Another industry feature that is gaining a foothold in an increasing number of sectors is the DIN rail. The most important arguments in favour of assembling system components on a DIN rail are quick installation and maximum flexibility, which enables a modular system structure. This means that individual components from different manufacturers can be combined to create a customised system that makes it possible to achieve the efficiency, performance and price levels required for the application.
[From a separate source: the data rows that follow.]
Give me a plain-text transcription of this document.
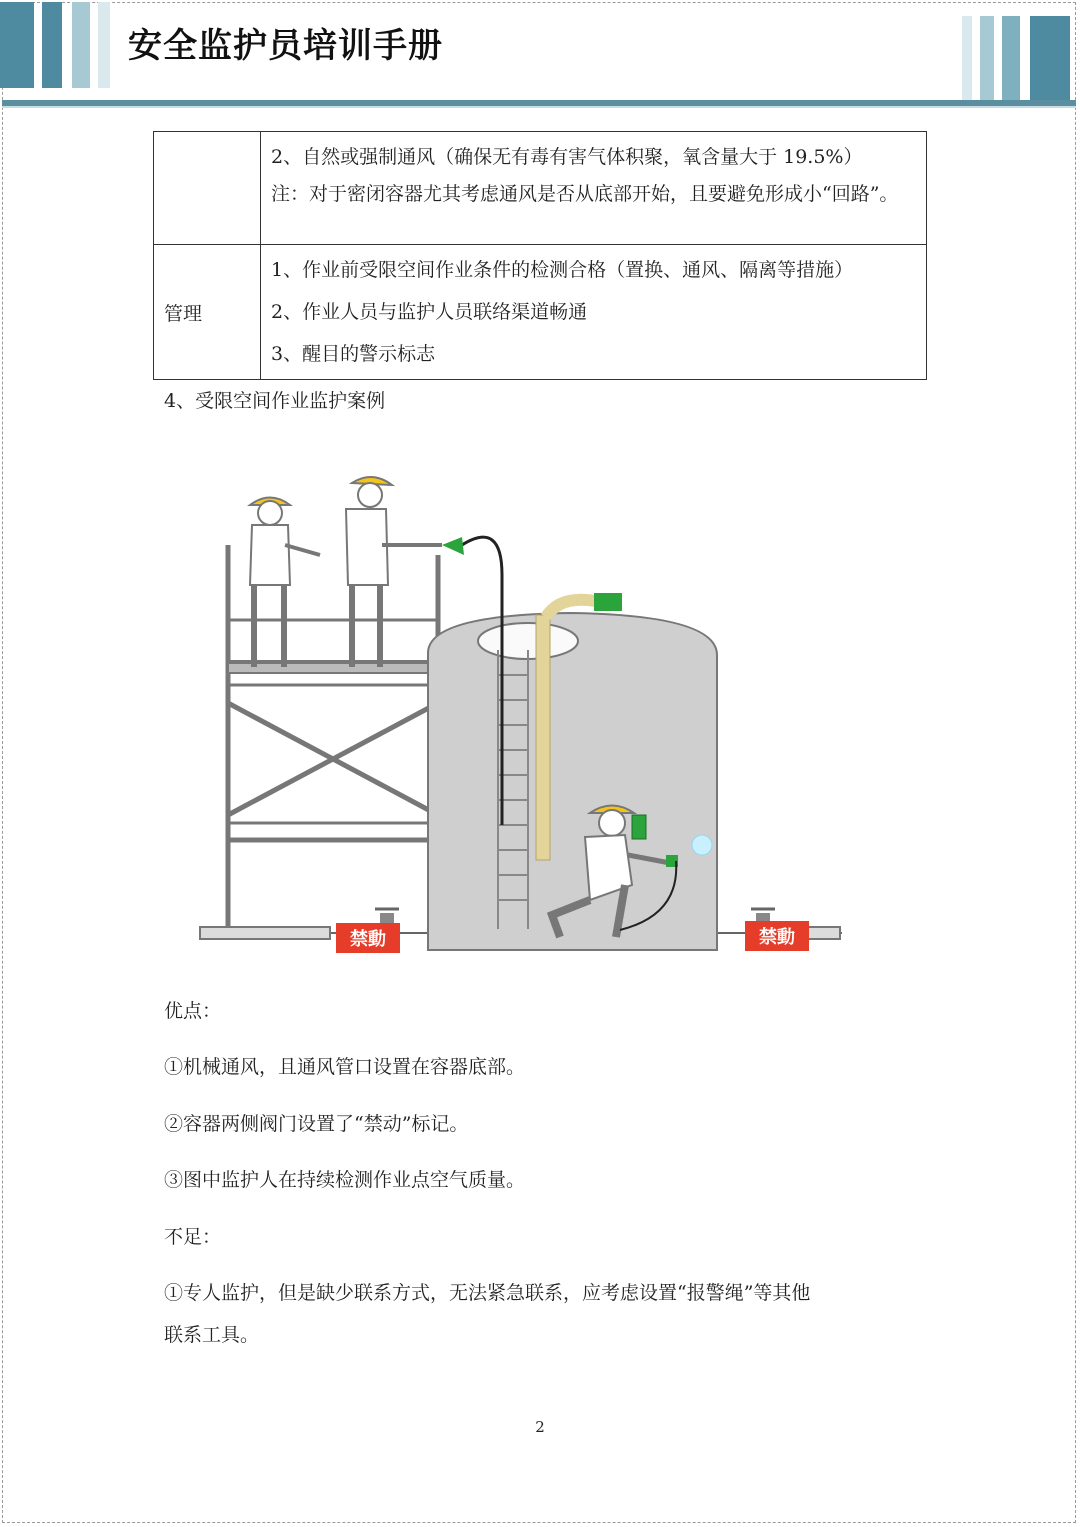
安全监护员培训手册

	2、自然或强制通风（确保无有毒有害气体积聚，氧含量大于 19.5%）
注：对于密闭容器尤其考虑通风是否从底部开始，且要避免形成小“回路”。

管理	1、作业前受限空间作业条件的检测合格（置换、通风、隔离等措施）
2、作业人员与监护人员联络渠道畅通
3、醒目的警示标志
4、受限空间作业监护案例
禁動	禁動
优点：
①机械通风，且通风管口设置在容器底部。
②容器两侧阀门设置了“禁动”标记。
③图中监护人在持续检测作业点空气质量。
不足：
①专人监护，但是缺少联系方式，无法紧急联系，应考虑设置“报警绳”等其他
联系工具。
2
Another advantage of DIN rail assembly is that it allows users to mount power supplies from different performance classes on a single mounting system – something that also makes it easier to retrofit or replace components.
Manufacturers of medical devices tend to use open frame power supplies: most power supplies with medical approval available on the market are based on this design. With the M1 units in the CP series, PULS is taking a different approach. Based on our successful industrial power supplies, we are developing an expanding medical technology portfolio with solutions currently available for three different power classes: 120W (24V, 5A) , 240W (24V, 10A)and . Our developers are driven by a mission to combine the efficiency and reliability found in machine building and system engineering with the safety standards that the medical sector demands. The result is secure, durable and compact medical power supplies that benefit system developers, users and patients alike.